The literary world also opens its gifts on Three Kings Day. Letters will meet this Saturday, January 6 at the Palace Hotel in Barcelona, ??where the Nadal Prize for Novels and the Josep Pla Prize for Prose in Catalan will be presented during a dinner.
A total of 824 works have been submitted to this new edition of the Nadal award, number 80, which remembers at all times its first winner, Carmen Laforet, who won in 1944 with Nada, the work with which she portrayed the poverty that It was experienced in the Spanish post-war period during the first years of Franco’s rule at the hands of Andrea, its protagonist.
Destino, the convening publisher, reports that, in 2024, the works called “reflect the diversity and richness of the novel genre in Spanish.”

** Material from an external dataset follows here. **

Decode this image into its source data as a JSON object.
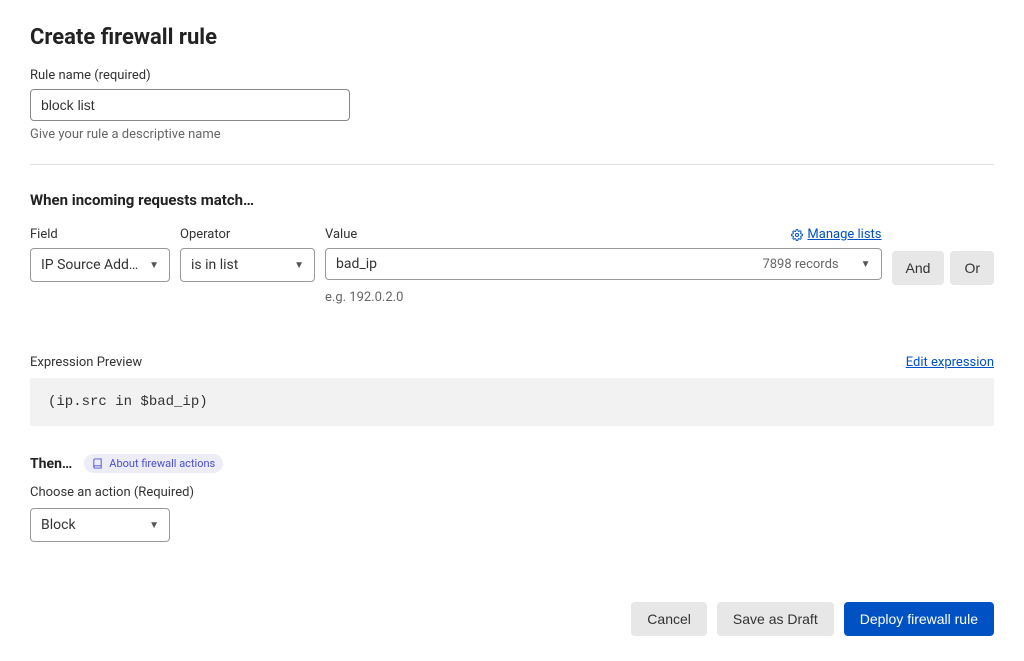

The organizers also applaud the “very high participation”, in which “a predominance of crime novels and thrillers can be seen, often with a feminist background; and other literary proposals located in the present and of an intimate nature also abound.”
The award for this award is 30,000 euros, and the manuscripts come, by province, from Madrid (94), Barcelona (42), Seville (28), Valencia (26), Murcia (20), Alicante (15), Granada (12), Las Palmas (12), Tarragona (11) and Málaga (10).
The jury is made up of Inés Martín Rodrigo, Care Santos, Lorenzo Silva, Andrés Trapiello and Emili Rosales.
As for the Josep Pla Prize, endowed with 10,000 euros, in this edition 37 works have been received, which come from almost the entire Catalan-speaking world. Among the originals coexist diaries, memoir narrative, fantasy genre works, thrillers and historical novels.
The Plan jury is made up of Laia Aguilar, Marc Artigau, Montse Barderi, Manuel Forcano and Glòria Gasch.
In the previous edition of the Nadal and Pla awards, they won the Nosotros award, by Manuel Vilas, and La llei de l’hivern, by Gemma Ventura Farré, respectively.